Vernell Brown III

No. 1 – Florida Gators
- Position: Wide receiver
- Class: Sophomore

Personal information
- Born: December 16, 2006 (age 19)
- Listed height: 5 ft 11 in (1.80 m)
- Listed weight: 178 lb (81 kg)

Career information
- High school: Jones (Orlando, Florida)
- College: Florida (2025–present);
- Stats at ESPN

= Vernell Brown III =

American football player (born 2006)

Vernell Brown III (born December 16, 2006) is an American college football wide receiver for the Florida Gators.

==Early life==
Brown III attended Jones High School in Orlando, Florida. As a senior, he had 94 receptions for 1,508 yards and 11 touchdowns.

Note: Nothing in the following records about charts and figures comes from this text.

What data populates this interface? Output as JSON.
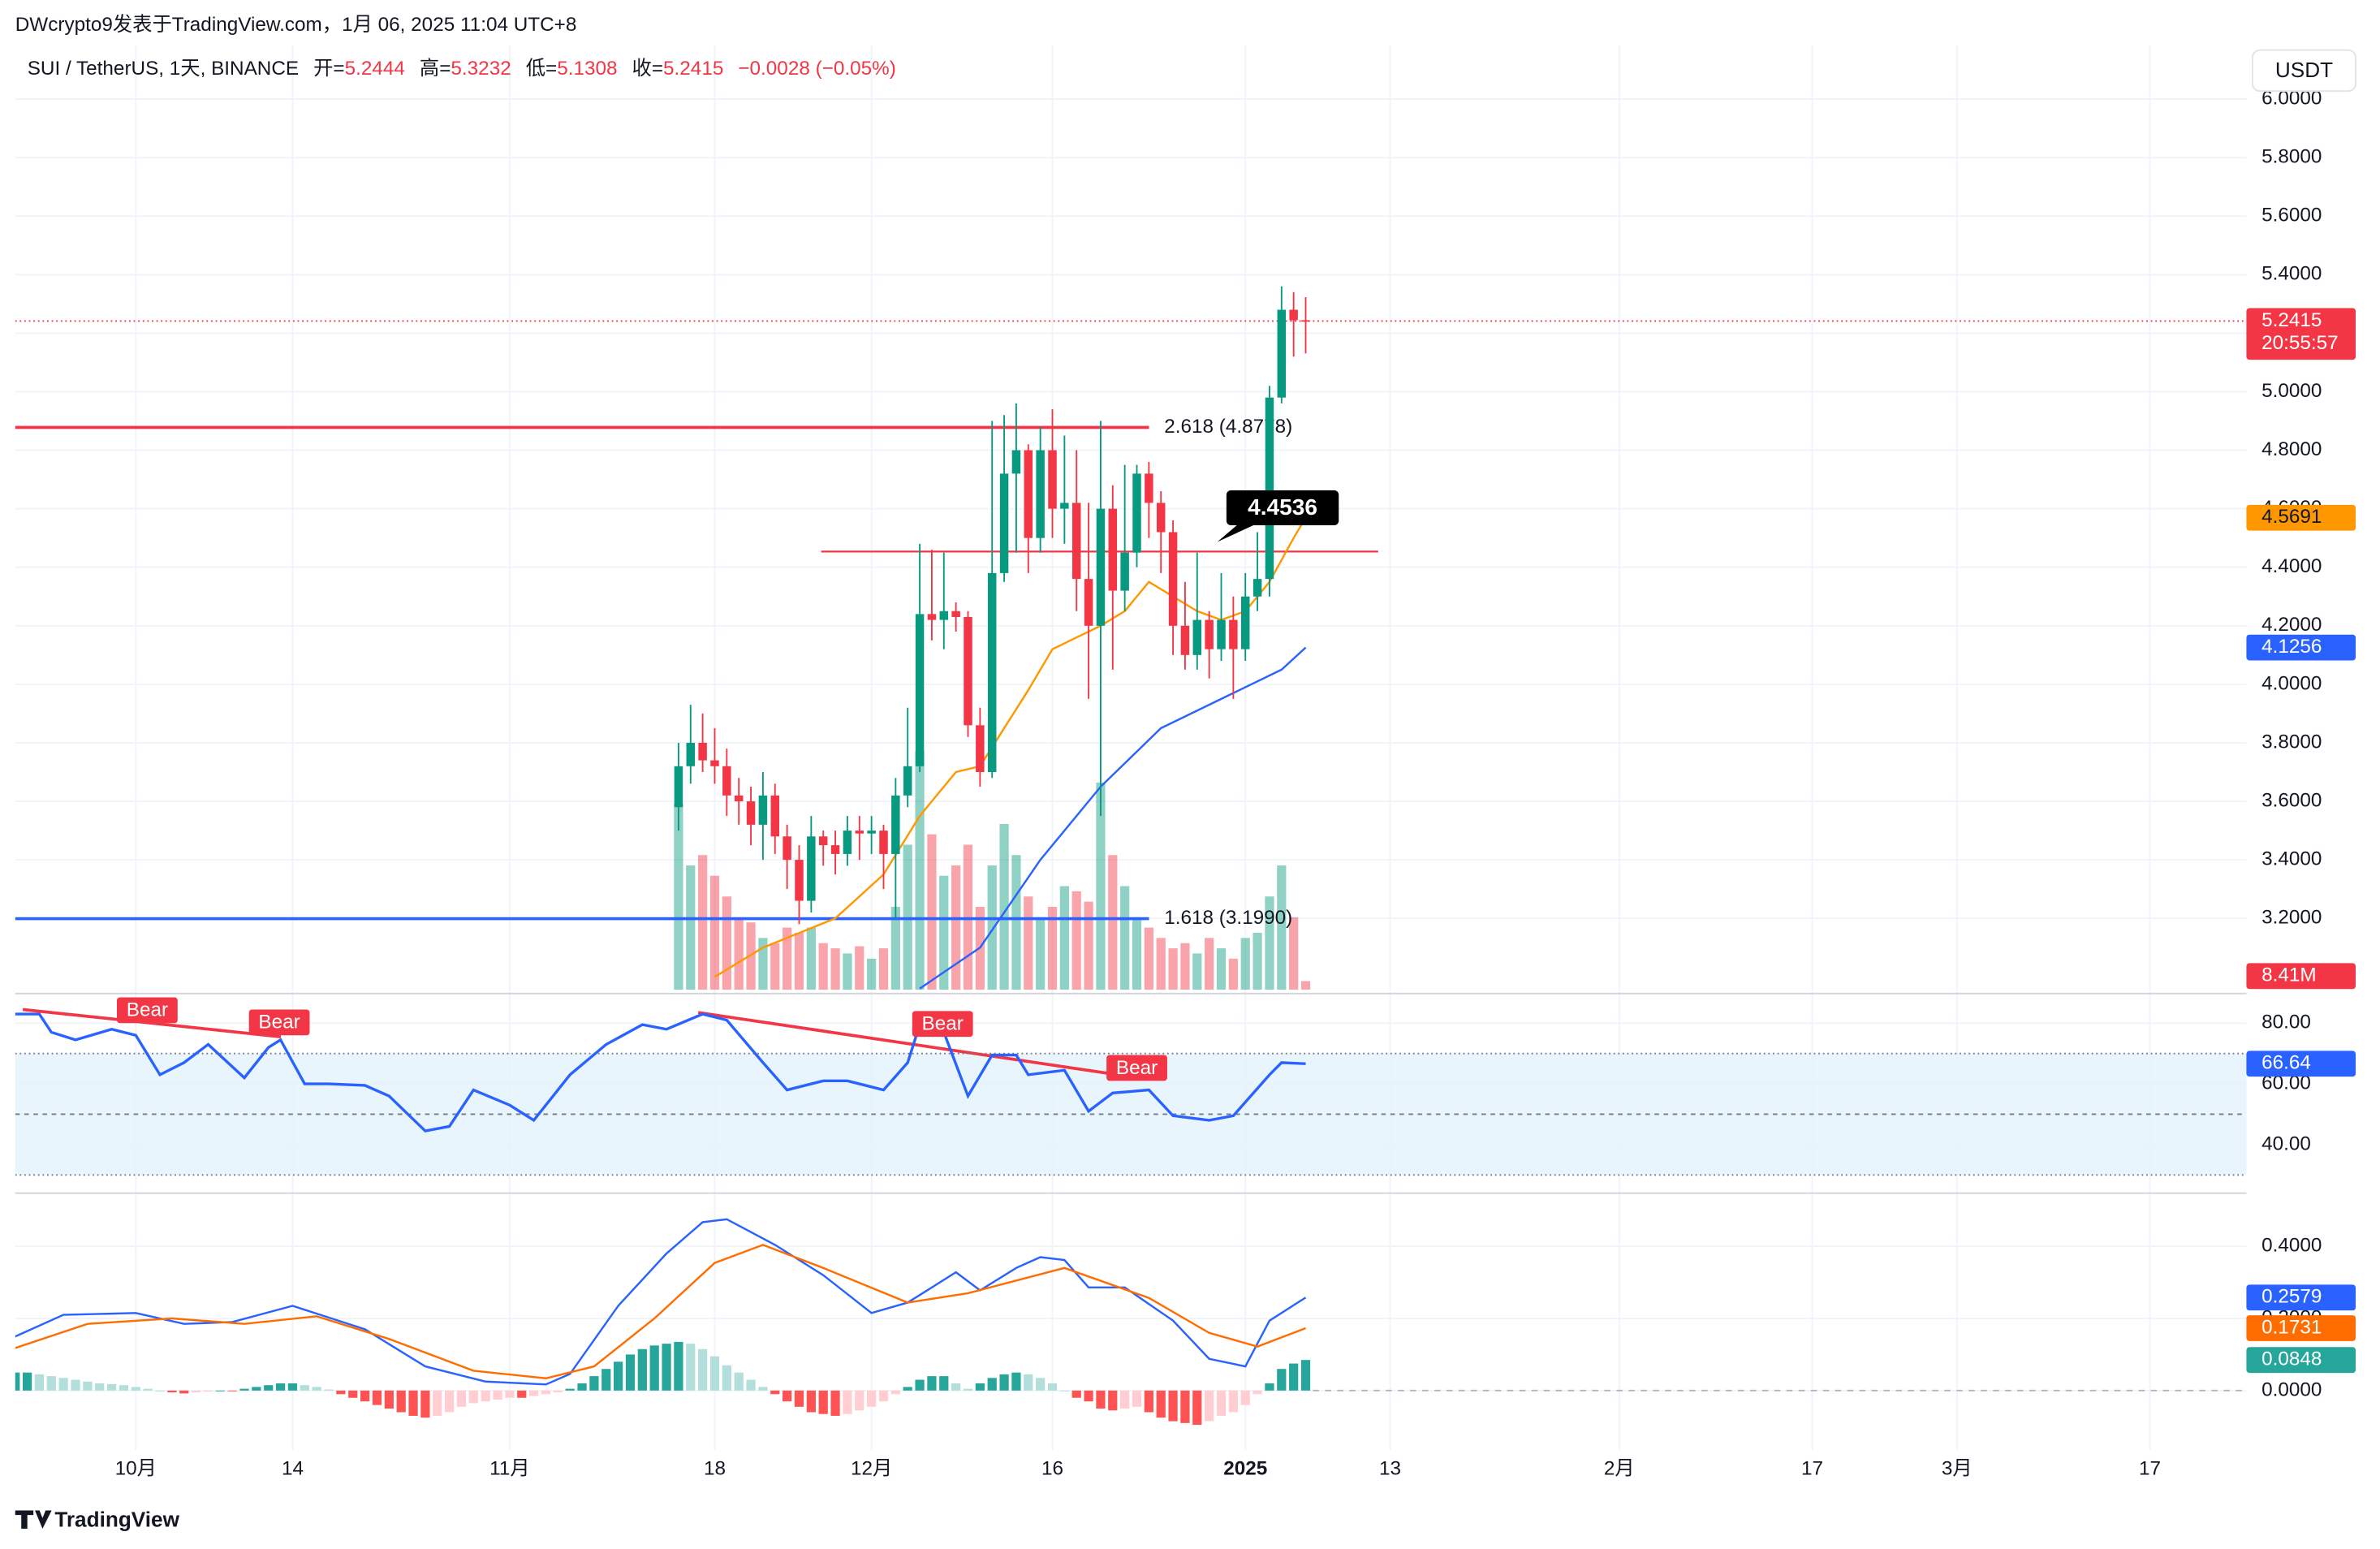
{
  "header": {
    "title": "DWcrypto9发表于TradingView.com，1月 06, 2025 11:04 UTC+8",
    "currency": "USDT",
    "brand": "TradingView"
  },
  "chart_data": [
    {
      "type": "candlestick",
      "symbol": "SUI / TetherUS, 1天, BINANCE",
      "ohlc_legend": {
        "open_label": "开=",
        "open": 5.2444,
        "high_label": "高=",
        "high": 5.3232,
        "low_label": "低=",
        "low": 5.1308,
        "close_label": "收=",
        "close": 5.2415,
        "change": "−0.0028 (−0.05%)"
      },
      "x": [
        45,
        46,
        47,
        48,
        49,
        50,
        51,
        52,
        53,
        54,
        55,
        56,
        57,
        58,
        59,
        60,
        61,
        62,
        63,
        64,
        65,
        66,
        67,
        68,
        69,
        70,
        71,
        72,
        73,
        74,
        75,
        76,
        77,
        78,
        79,
        80,
        81,
        82,
        83,
        84,
        85,
        86,
        87,
        88,
        89,
        90,
        91,
        92,
        93,
        94,
        95,
        96,
        97
      ],
      "open": [
        3.58,
        3.72,
        3.8,
        3.74,
        3.72,
        3.62,
        3.6,
        3.52,
        3.62,
        3.48,
        3.4,
        3.26,
        3.48,
        3.45,
        3.42,
        3.5,
        3.49,
        3.5,
        3.42,
        3.62,
        3.72,
        4.24,
        4.22,
        4.25,
        4.23,
        3.86,
        3.7,
        4.38,
        4.72,
        4.8,
        4.5,
        4.8,
        4.6,
        4.62,
        4.36,
        4.2,
        4.6,
        4.32,
        4.45,
        4.72,
        4.62,
        4.52,
        4.2,
        4.1,
        4.22,
        4.12,
        4.22,
        4.12,
        4.3,
        4.36,
        4.98,
        5.28,
        5.2444
      ],
      "high": [
        3.8,
        3.93,
        3.9,
        3.85,
        3.78,
        3.68,
        3.65,
        3.7,
        3.66,
        3.52,
        3.45,
        3.55,
        3.5,
        3.5,
        3.55,
        3.55,
        3.55,
        3.52,
        3.68,
        3.92,
        4.48,
        4.46,
        4.45,
        4.28,
        4.25,
        3.92,
        4.9,
        4.92,
        4.96,
        4.82,
        4.88,
        4.94,
        4.85,
        4.8,
        4.62,
        4.9,
        4.68,
        4.75,
        4.75,
        4.76,
        4.66,
        4.56,
        4.35,
        4.45,
        4.25,
        4.38,
        4.3,
        4.38,
        4.52,
        5.02,
        5.36,
        5.34,
        5.3232
      ],
      "low": [
        3.5,
        3.66,
        3.7,
        3.66,
        3.55,
        3.52,
        3.45,
        3.4,
        3.42,
        3.3,
        3.18,
        3.22,
        3.38,
        3.35,
        3.38,
        3.4,
        3.42,
        3.3,
        3.2,
        3.58,
        3.7,
        4.15,
        4.12,
        4.18,
        3.82,
        3.65,
        3.68,
        4.35,
        4.45,
        4.38,
        4.45,
        4.5,
        4.48,
        4.25,
        3.95,
        3.55,
        4.05,
        4.25,
        4.4,
        4.5,
        4.38,
        4.1,
        4.05,
        4.05,
        4.02,
        4.08,
        3.95,
        4.08,
        4.25,
        4.3,
        4.96,
        5.12,
        5.1308
      ],
      "close": [
        3.72,
        3.8,
        3.74,
        3.72,
        3.62,
        3.6,
        3.52,
        3.62,
        3.48,
        3.4,
        3.26,
        3.48,
        3.45,
        3.42,
        3.5,
        3.49,
        3.5,
        3.42,
        3.62,
        3.72,
        4.24,
        4.22,
        4.25,
        4.23,
        3.86,
        3.7,
        4.38,
        4.72,
        4.8,
        4.5,
        4.8,
        4.6,
        4.62,
        4.36,
        4.2,
        4.6,
        4.32,
        4.45,
        4.72,
        4.62,
        4.52,
        4.2,
        4.1,
        4.22,
        4.12,
        4.22,
        4.12,
        4.3,
        4.36,
        4.98,
        5.28,
        5.2444,
        5.2415
      ],
      "volume": [
        180,
        120,
        130,
        110,
        90,
        70,
        65,
        50,
        45,
        60,
        55,
        60,
        45,
        40,
        35,
        42,
        30,
        40,
        80,
        140,
        230,
        150,
        110,
        120,
        140,
        80,
        120,
        160,
        130,
        90,
        70,
        80,
        100,
        95,
        85,
        200,
        130,
        100,
        70,
        60,
        50,
        40,
        45,
        35,
        50,
        40,
        30,
        50,
        55,
        90,
        120,
        70,
        8.41
      ],
      "volume_label": "8.41M",
      "up_color": "#089981",
      "down_color": "#f23645",
      "xlim": [
        -10,
        175
      ],
      "xticks": [
        {
          "value": 0,
          "label": "10月"
        },
        {
          "value": 13,
          "label": "14"
        },
        {
          "value": 31,
          "label": "11月"
        },
        {
          "value": 48,
          "label": "18"
        },
        {
          "value": 61,
          "label": "12月"
        },
        {
          "value": 76,
          "label": "16"
        },
        {
          "value": 92,
          "label": "2025"
        },
        {
          "value": 104,
          "label": "13"
        },
        {
          "value": 123,
          "label": "2月"
        },
        {
          "value": 139,
          "label": "17"
        },
        {
          "value": 151,
          "label": "3月"
        },
        {
          "value": 167,
          "label": "17"
        }
      ],
      "ylim": [
        2.956,
        6.183
      ],
      "yticks": [
        {
          "value": 3.2,
          "label": "3.2000"
        },
        {
          "value": 3.4,
          "label": "3.4000"
        },
        {
          "value": 3.6,
          "label": "3.6000"
        },
        {
          "value": 3.8,
          "label": "3.8000"
        },
        {
          "value": 4.0,
          "label": "4.0000"
        },
        {
          "value": 4.2,
          "label": "4.2000"
        },
        {
          "value": 4.4,
          "label": "4.4000"
        },
        {
          "value": 4.6,
          "label": "4.6000"
        },
        {
          "value": 4.8,
          "label": "4.8000"
        },
        {
          "value": 5.0,
          "label": "5.0000"
        },
        {
          "value": 5.2,
          "label": "5.2000"
        },
        {
          "value": 5.4,
          "label": "5.4000"
        },
        {
          "value": 5.6,
          "label": "5.6000"
        },
        {
          "value": 5.8,
          "label": "5.8000"
        },
        {
          "value": 6.0,
          "label": "6.0000"
        }
      ],
      "grid": true,
      "last_price": {
        "value": 5.2415,
        "countdown": "20:55:57"
      },
      "moving_averages": [
        {
          "color": "#ff9800",
          "x": [
            48,
            52,
            55,
            58,
            62,
            65,
            68,
            70,
            72,
            74,
            76,
            78,
            80,
            82,
            84,
            86,
            88,
            90,
            92,
            94,
            96,
            97
          ],
          "values": [
            3.0,
            3.1,
            3.15,
            3.2,
            3.35,
            3.55,
            3.7,
            3.72,
            3.85,
            3.98,
            4.12,
            4.16,
            4.2,
            4.25,
            4.35,
            4.3,
            4.25,
            4.22,
            4.25,
            4.35,
            4.5,
            4.5691
          ]
        },
        {
          "color": "#2962ff",
          "x": [
            65,
            70,
            75,
            80,
            85,
            90,
            95,
            97
          ],
          "values": [
            2.96,
            3.1,
            3.4,
            3.65,
            3.85,
            3.95,
            4.05,
            4.1256
          ]
        }
      ],
      "fib_levels": [
        {
          "label": "2.618 (4.8778)",
          "value": 4.8778,
          "color": "#f23645"
        },
        {
          "label": "1.618 (3.1990)",
          "value": 3.199,
          "color": "#2962ff"
        }
      ],
      "horizontal_line": {
        "value": 4.4536,
        "color": "#f23645"
      }
    },
    {
      "type": "line",
      "color": "#2962ff",
      "x": [
        -10,
        -8,
        -7,
        -5,
        -2,
        0,
        2,
        4,
        6,
        9,
        11,
        12,
        14,
        16,
        19,
        21,
        24,
        26,
        28,
        31,
        33,
        36,
        39,
        42,
        44,
        47,
        49,
        52,
        54,
        57,
        59,
        62,
        64,
        65,
        67,
        69,
        71,
        73,
        74,
        77,
        79,
        81,
        84,
        86,
        89,
        91,
        94,
        95,
        97
      ],
      "values": [
        83,
        83,
        77,
        74.5,
        78,
        76,
        63,
        67,
        73,
        62,
        72,
        74.5,
        60,
        60,
        59.5,
        56,
        44.5,
        46,
        58,
        53,
        48,
        63,
        73,
        79.5,
        78,
        83,
        81,
        67,
        58,
        61,
        61,
        58,
        67,
        79.5,
        77,
        56,
        69.5,
        69.5,
        63,
        64.5,
        51,
        57,
        58,
        49.5,
        48,
        49.5,
        63,
        67,
        66.64
      ],
      "ylim": [
        27,
        87
      ],
      "yticks": [
        {
          "value": 80,
          "label": "80.00"
        },
        {
          "value": 60,
          "label": "60.00"
        },
        {
          "value": 40,
          "label": "40.00"
        }
      ],
      "levels": [
        70,
        50,
        30
      ],
      "annotations": [
        "Bear",
        "Bear",
        "Bear",
        "Bear"
      ]
    },
    {
      "type": "macd",
      "series": [
        {
          "color": "#2962ff",
          "x": [
            -10,
            -6,
            0,
            4,
            8,
            13,
            19,
            24,
            29,
            34,
            36,
            40,
            44,
            47,
            49,
            53,
            57,
            61,
            64,
            68,
            70,
            73,
            75,
            77,
            79,
            82,
            86,
            89,
            92,
            94,
            97
          ],
          "values": [
            0.15,
            0.21,
            0.215,
            0.185,
            0.19,
            0.235,
            0.17,
            0.067,
            0.025,
            0.017,
            0.046,
            0.235,
            0.38,
            0.467,
            0.475,
            0.404,
            0.32,
            0.215,
            0.244,
            0.328,
            0.278,
            0.34,
            0.37,
            0.362,
            0.286,
            0.286,
            0.194,
            0.088,
            0.067,
            0.194,
            0.2579
          ]
        },
        {
          "color": "#ff6d00",
          "x": [
            -10,
            -4,
            3,
            9,
            15,
            21,
            28,
            34,
            38,
            43,
            48,
            52,
            57,
            64,
            69,
            77,
            84,
            89,
            93,
            97
          ],
          "values": [
            0.118,
            0.185,
            0.2,
            0.185,
            0.206,
            0.143,
            0.055,
            0.034,
            0.067,
            0.2,
            0.354,
            0.404,
            0.34,
            0.244,
            0.27,
            0.34,
            0.257,
            0.16,
            0.122,
            0.1731
          ]
        }
      ],
      "histogram": {
        "colors": [
          "#26a69a",
          "#b2dfdb",
          "#ff5252",
          "#ffcdd2"
        ],
        "x": [
          -10,
          -9,
          -8,
          -7,
          -6,
          -5,
          -4,
          -3,
          -2,
          -1,
          0,
          1,
          2,
          3,
          4,
          5,
          6,
          7,
          8,
          9,
          10,
          11,
          12,
          13,
          14,
          15,
          16,
          17,
          18,
          19,
          20,
          21,
          22,
          23,
          24,
          25,
          26,
          27,
          28,
          29,
          30,
          31,
          32,
          33,
          34,
          35,
          36,
          37,
          38,
          39,
          40,
          41,
          42,
          43,
          44,
          45,
          46,
          47,
          48,
          49,
          50,
          51,
          52,
          53,
          54,
          55,
          56,
          57,
          58,
          59,
          60,
          61,
          62,
          63,
          64,
          65,
          66,
          67,
          68,
          69,
          70,
          71,
          72,
          73,
          74,
          75,
          76,
          77,
          78,
          79,
          80,
          81,
          82,
          83,
          84,
          85,
          86,
          87,
          88,
          89,
          90,
          91,
          92,
          93,
          94,
          95,
          96,
          97
        ],
        "values": [
          0.05,
          0.05,
          0.045,
          0.04,
          0.035,
          0.03,
          0.025,
          0.02,
          0.018,
          0.015,
          0.01,
          0.005,
          0,
          -0.005,
          -0.008,
          -0.005,
          -0.003,
          0,
          -0.002,
          0.005,
          0.01,
          0.015,
          0.02,
          0.02,
          0.015,
          0.01,
          0.003,
          -0.01,
          -0.02,
          -0.03,
          -0.04,
          -0.05,
          -0.06,
          -0.07,
          -0.075,
          -0.07,
          -0.06,
          -0.045,
          -0.035,
          -0.03,
          -0.025,
          -0.02,
          -0.02,
          -0.015,
          -0.01,
          -0.005,
          0.005,
          0.02,
          0.04,
          0.06,
          0.08,
          0.1,
          0.115,
          0.125,
          0.13,
          0.135,
          0.13,
          0.115,
          0.095,
          0.07,
          0.05,
          0.03,
          0.01,
          -0.01,
          -0.03,
          -0.045,
          -0.06,
          -0.065,
          -0.07,
          -0.065,
          -0.055,
          -0.045,
          -0.03,
          -0.01,
          0.01,
          0.03,
          0.04,
          0.04,
          0.02,
          0.005,
          0.02,
          0.035,
          0.045,
          0.05,
          0.045,
          0.035,
          0.02,
          0,
          -0.02,
          -0.03,
          -0.05,
          -0.055,
          -0.05,
          -0.045,
          -0.06,
          -0.075,
          -0.085,
          -0.09,
          -0.095,
          -0.085,
          -0.07,
          -0.06,
          -0.04,
          -0.01,
          0.02,
          0.06,
          0.075,
          0.0848
        ]
      },
      "ylim": [
        -0.164,
        0.5305
      ],
      "yticks": [
        {
          "value": 0.4,
          "label": "0.4000"
        },
        {
          "value": 0.2,
          "label": "0.2000"
        },
        {
          "value": 0,
          "label": "0.0000"
        }
      ]
    }
  ]
}
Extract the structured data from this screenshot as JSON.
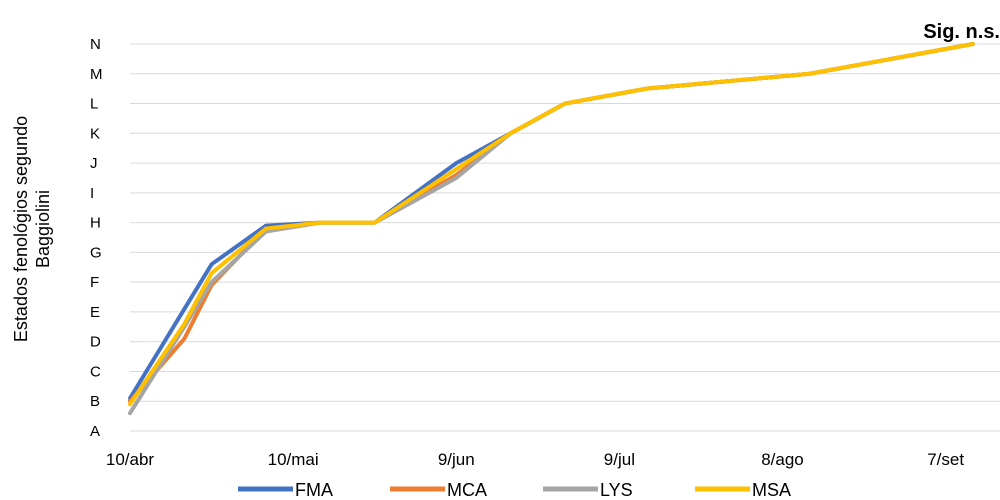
{
  "chart_data": {
    "type": "line",
    "ylabel_lines": [
      "Estados fenológios segundo",
      "Baggiolini"
    ],
    "annotation": "Sig. n.s.",
    "y_categories": [
      "A",
      "B",
      "C",
      "D",
      "E",
      "F",
      "G",
      "H",
      "I",
      "J",
      "K",
      "L",
      "M",
      "N"
    ],
    "x_tick_labels": [
      "10/abr",
      "10/mai",
      "9/jun",
      "9/jul",
      "8/ago",
      "7/set"
    ],
    "x_tick_days": [
      0,
      30,
      60,
      90,
      120,
      150
    ],
    "xlim_days": [
      0,
      160
    ],
    "ylim_index": [
      0,
      13
    ],
    "grid": true,
    "legend_position": "bottom",
    "x_days": [
      0,
      10,
      15,
      25,
      35,
      45,
      60,
      70,
      80,
      95,
      125,
      155
    ],
    "series": [
      {
        "name": "FMA",
        "color": "#4472C4",
        "values": [
          1.1,
          4.1,
          5.6,
          6.9,
          7.0,
          7.0,
          9.0,
          10.0,
          11.0,
          11.5,
          12.0,
          13.0
        ]
      },
      {
        "name": "MCA",
        "color": "#ED7D31",
        "values": [
          1.0,
          3.1,
          4.9,
          6.8,
          7.0,
          7.0,
          8.6,
          10.0,
          11.0,
          11.5,
          12.0,
          13.0
        ]
      },
      {
        "name": "LYS",
        "color": "#A5A5A5",
        "values": [
          0.6,
          3.5,
          5.0,
          6.7,
          7.0,
          7.0,
          8.5,
          10.0,
          11.0,
          11.5,
          12.0,
          13.0
        ]
      },
      {
        "name": "MSA",
        "color": "#FFC000",
        "values": [
          0.9,
          3.6,
          5.3,
          6.8,
          7.0,
          7.0,
          8.8,
          10.0,
          11.0,
          11.5,
          12.0,
          13.0
        ]
      }
    ]
  }
}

For his career he had 143 receptions for 2,488 yards and 18 touchdowns. Brown III played in the 2025 Under Armour All-America Game. A five-star recruit, he committed to the University of Florida to play college football.

==College career==
In his first game at Florida his true freshman year in 2025, Brown III became the third receiver in school history to start the season opener after Percy Harvin and Antonio Callaway. He finished the game with three receptions for a school freshman record 79 yards.

===College statistics===

Year: Team; Games; Receiving; Rushing; Kick returns; Punt returns
GP: GS; Rec; Yds; Avg; TD; Att; Yds; TD; Ret; Yds; TD; Ret; Yds; TD
2025: Florida; 10; 6; 40; 512; 12.8; 0; 1; 14; 0; 7; 122; 0; 13; 140; 0
2026: Florida; 3; 3; 14; 246; 17.6; 2; 2; 10; 0; 0; 0; 0; 5; 173; 2
Career: 13; 9; 54; 758; 14.0; 2; 3; 24; 0; 7; 122; 0; 18; 313; 2

==Personal life==
Both his father and grandfather also played college football at Florida.